Irrational, yes, but he was tired and a little drunk and it was well past midnight.
He dragged the covers well up to his neck, even though he was too hot, and closed his eyes, and tried to sleep.
He was awakened by what sounded like a child laughing. He lifted his head from the pillow and thought,
Goddamned Emilio, why do kids always have to wake up at the crack of dawn
? But then he heard the laughter again, and it didn’t sound as if it were coming from downstairs at all. It sounded as if it were coming from his own sitting room.
He sat up straight, holding his breath, listening. There it was again. A small boy, laughing out loud; but with a curious echo to his voice, as if he were laughing in a large empty room. Martin checked his clock radio. It wasn’t the crack of dawn at all: it was only 3:17 in the morning.

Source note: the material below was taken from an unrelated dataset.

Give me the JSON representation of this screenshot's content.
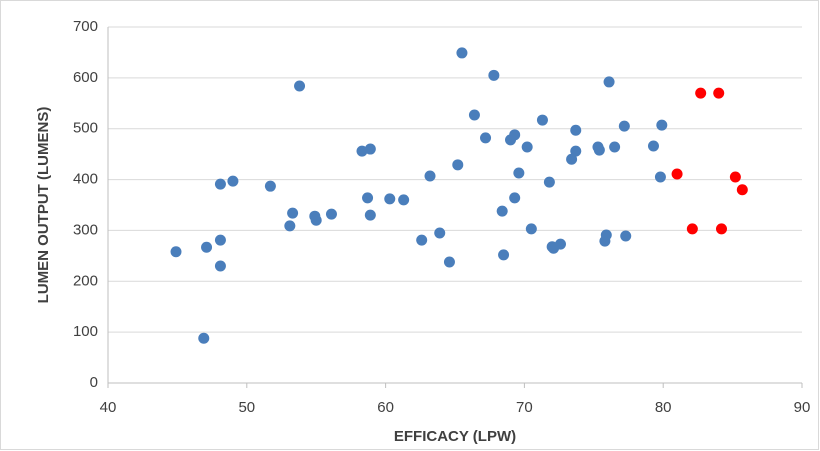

He switched on his light, wincing at the brightness of it. He found his bathrobe and tugged it on, inside out, so that he had to hold it together instead of tying it. Then he went to the sitting room door and listened.
He listened for almost a minute. Then he asked himself:
What are you afraid of, wimp? It’s your own apartment, your own sitting room, and all you can hear is a child
.
He licked his lips, and then he opened the sitting room door. Immediately, he reached out for the light switch and turned on the main light. Immediately, he looked toward the mirror.
There was nobody there, no boy laughing. Only himself, frowsy and pale, in his inside-out bathrobe. Only the desk and the typewriter and the bookshelf and the pictures of Boofuls.